Saudi Arabia beheads own citizen for murder; 94th execution this year

Public execution in Saudi Arabia (file photo)
Public execution in Saudi Arabia (file photo)
Riyadh, May 24: Saudi Arabia put to death a citizen convicted of murder today, bringing to 94 the number of executions in the kingdom this year.

Imad al-Assimi was found guilty of shooting dead a compatriot in a dispute, the interior ministry said in a statement carried by state news agency SPA.

Most people put to death in Saudi Arabia are beheaded with a sword. Murder and drug trafficking cases account for the majority of Saudi executions, although 47 people were put to death for “terrorism” on a single day in January.

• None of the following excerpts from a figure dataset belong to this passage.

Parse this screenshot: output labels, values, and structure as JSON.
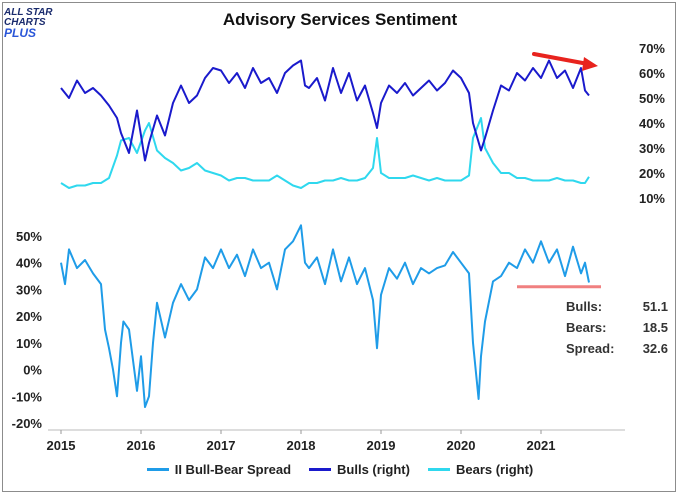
{
  "title": "Advisory Services Sentiment",
  "logo": {
    "line1": "ALL STAR",
    "line2": "CHARTS",
    "line3": "PLUS"
  },
  "stats": [
    {
      "label": "Bulls:",
      "value": "51.1"
    },
    {
      "label": "Bears:",
      "value": "18.5"
    },
    {
      "label": "Spread:",
      "value": "32.6"
    }
  ],
  "legend": [
    {
      "label": "II Bull-Bear Spread",
      "color": "#1f9ce8"
    },
    {
      "label": "Bulls (right)",
      "color": "#1a1acc"
    },
    {
      "label": "Bears (right)",
      "color": "#2fd8ee"
    }
  ],
  "chart_data": [
    {
      "type": "line",
      "title": "Advisory Services Sentiment",
      "axis_side": "right",
      "ylim": [
        10,
        70
      ],
      "yticks": [
        "10%",
        "20%",
        "30%",
        "40%",
        "50%",
        "60%",
        "70%"
      ],
      "x_unit": "year",
      "series": [
        {
          "name": "Bulls (right)",
          "color": "#1a1acc",
          "x": [
            2015.0,
            2015.1,
            2015.2,
            2015.3,
            2015.4,
            2015.5,
            2015.6,
            2015.7,
            2015.75,
            2015.85,
            2015.95,
            2016.05,
            2016.1,
            2016.2,
            2016.3,
            2016.4,
            2016.5,
            2016.6,
            2016.7,
            2016.8,
            2016.9,
            2017.0,
            2017.1,
            2017.2,
            2017.3,
            2017.4,
            2017.5,
            2017.6,
            2017.7,
            2017.8,
            2017.9,
            2018.0,
            2018.05,
            2018.1,
            2018.2,
            2018.3,
            2018.4,
            2018.5,
            2018.6,
            2018.7,
            2018.8,
            2018.9,
            2018.95,
            2019.0,
            2019.1,
            2019.2,
            2019.3,
            2019.4,
            2019.5,
            2019.6,
            2019.7,
            2019.8,
            2019.9,
            2020.0,
            2020.1,
            2020.15,
            2020.25,
            2020.3,
            2020.4,
            2020.5,
            2020.6,
            2020.7,
            2020.8,
            2020.9,
            2021.0,
            2021.1,
            2021.2,
            2021.3,
            2021.4,
            2021.5,
            2021.55,
            2021.6
          ],
          "values": [
            54,
            50,
            57,
            52,
            54,
            51,
            47,
            42,
            36,
            28,
            45,
            25,
            32,
            43,
            35,
            48,
            55,
            48,
            51,
            58,
            62,
            61,
            56,
            60,
            54,
            62,
            56,
            58,
            52,
            60,
            63,
            65,
            55,
            54,
            58,
            49,
            62,
            52,
            60,
            49,
            55,
            44,
            38,
            48,
            55,
            52,
            56,
            51,
            54,
            57,
            53,
            56,
            61,
            58,
            52,
            40,
            29,
            34,
            45,
            55,
            53,
            60,
            57,
            62,
            58,
            65,
            58,
            61,
            54,
            62,
            53,
            51
          ]
        },
        {
          "name": "Bears (right)",
          "color": "#2fd8ee",
          "x": [
            2015.0,
            2015.1,
            2015.2,
            2015.3,
            2015.4,
            2015.5,
            2015.6,
            2015.7,
            2015.75,
            2015.85,
            2015.95,
            2016.05,
            2016.1,
            2016.2,
            2016.3,
            2016.4,
            2016.5,
            2016.6,
            2016.7,
            2016.8,
            2016.9,
            2017.0,
            2017.1,
            2017.2,
            2017.3,
            2017.4,
            2017.5,
            2017.6,
            2017.7,
            2017.8,
            2017.9,
            2018.0,
            2018.05,
            2018.1,
            2018.2,
            2018.3,
            2018.4,
            2018.5,
            2018.6,
            2018.7,
            2018.8,
            2018.9,
            2018.95,
            2019.0,
            2019.1,
            2019.2,
            2019.3,
            2019.4,
            2019.5,
            2019.6,
            2019.7,
            2019.8,
            2019.9,
            2020.0,
            2020.1,
            2020.15,
            2020.25,
            2020.3,
            2020.4,
            2020.5,
            2020.6,
            2020.7,
            2020.8,
            2020.9,
            2021.0,
            2021.1,
            2021.2,
            2021.3,
            2021.4,
            2021.5,
            2021.55,
            2021.6
          ],
          "values": [
            16,
            14,
            15,
            15,
            16,
            16,
            18,
            27,
            33,
            34,
            28,
            37,
            40,
            29,
            26,
            24,
            21,
            22,
            24,
            21,
            20,
            19,
            17,
            18,
            18,
            17,
            17,
            17,
            19,
            17,
            15,
            14,
            15,
            16,
            16,
            17,
            17,
            18,
            17,
            17,
            18,
            22,
            34,
            20,
            18,
            18,
            18,
            19,
            18,
            17,
            18,
            17,
            17,
            17,
            19,
            34,
            42,
            30,
            24,
            20,
            20,
            18,
            18,
            17,
            17,
            17,
            18,
            17,
            17,
            16,
            16,
            18.5
          ]
        }
      ]
    },
    {
      "type": "line",
      "axis_side": "left",
      "ylim": [
        -20,
        50
      ],
      "yticks": [
        "-20%",
        "-10%",
        "0%",
        "10%",
        "20%",
        "30%",
        "40%",
        "50%"
      ],
      "xticks": [
        "2015",
        "2016",
        "2017",
        "2018",
        "2019",
        "2020",
        "2021"
      ],
      "series": [
        {
          "name": "II Bull-Bear Spread",
          "color": "#1f9ce8",
          "x": [
            2015.0,
            2015.05,
            2015.1,
            2015.2,
            2015.3,
            2015.4,
            2015.5,
            2015.55,
            2015.6,
            2015.65,
            2015.7,
            2015.75,
            2015.78,
            2015.85,
            2015.95,
            2016.0,
            2016.05,
            2016.1,
            2016.15,
            2016.2,
            2016.3,
            2016.4,
            2016.5,
            2016.6,
            2016.7,
            2016.8,
            2016.9,
            2017.0,
            2017.1,
            2017.2,
            2017.3,
            2017.4,
            2017.5,
            2017.6,
            2017.7,
            2017.8,
            2017.9,
            2018.0,
            2018.05,
            2018.1,
            2018.2,
            2018.3,
            2018.4,
            2018.5,
            2018.6,
            2018.7,
            2018.8,
            2018.9,
            2018.95,
            2019.0,
            2019.1,
            2019.2,
            2019.3,
            2019.4,
            2019.5,
            2019.6,
            2019.7,
            2019.8,
            2019.9,
            2020.0,
            2020.1,
            2020.15,
            2020.22,
            2020.25,
            2020.3,
            2020.4,
            2020.5,
            2020.6,
            2020.7,
            2020.8,
            2020.9,
            2021.0,
            2021.1,
            2021.2,
            2021.3,
            2021.4,
            2021.5,
            2021.55,
            2021.6
          ],
          "values": [
            40,
            32,
            45,
            38,
            41,
            36,
            32,
            15,
            8,
            0,
            -10,
            10,
            18,
            15,
            -8,
            5,
            -14,
            -10,
            10,
            25,
            12,
            25,
            32,
            26,
            30,
            42,
            38,
            45,
            38,
            43,
            35,
            45,
            38,
            40,
            30,
            45,
            48,
            54,
            40,
            38,
            42,
            32,
            45,
            33,
            42,
            32,
            38,
            26,
            8,
            28,
            38,
            34,
            40,
            32,
            38,
            36,
            38,
            39,
            44,
            40,
            36,
            10,
            -11,
            5,
            18,
            33,
            35,
            40,
            38,
            45,
            40,
            48,
            40,
            45,
            35,
            46,
            36,
            40,
            32.6
          ]
        }
      ],
      "reference_line": {
        "color": "#f08080",
        "value": 31,
        "x_start": 2020.7,
        "x_end": 2021.75
      }
    }
  ]
}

According to human rights group Amnesty International, Saudi Arabia had the third-highest number of executions last year — at least 158.

That was far behind Pakistan which executed 326, and Saudi Arabia’s regional rival Iran, which executed at least 977, said Amnesty, whose figures exclude secretive China.

Rights activists have raised concerns about the fairness of trials in Saudi Arabia and have been particularly critical of the use of the death penalty for non-violent offences like drug trafficking.

The interior ministry has said it is “determined to fight drugs of all kinds due to the serious damage they do to individuals and society”.

Saudi Arabia has a strict Islamic legal code under which murder, drug trafficking, armed robbery, rape, homosexuality and apostasy are all punishable by death.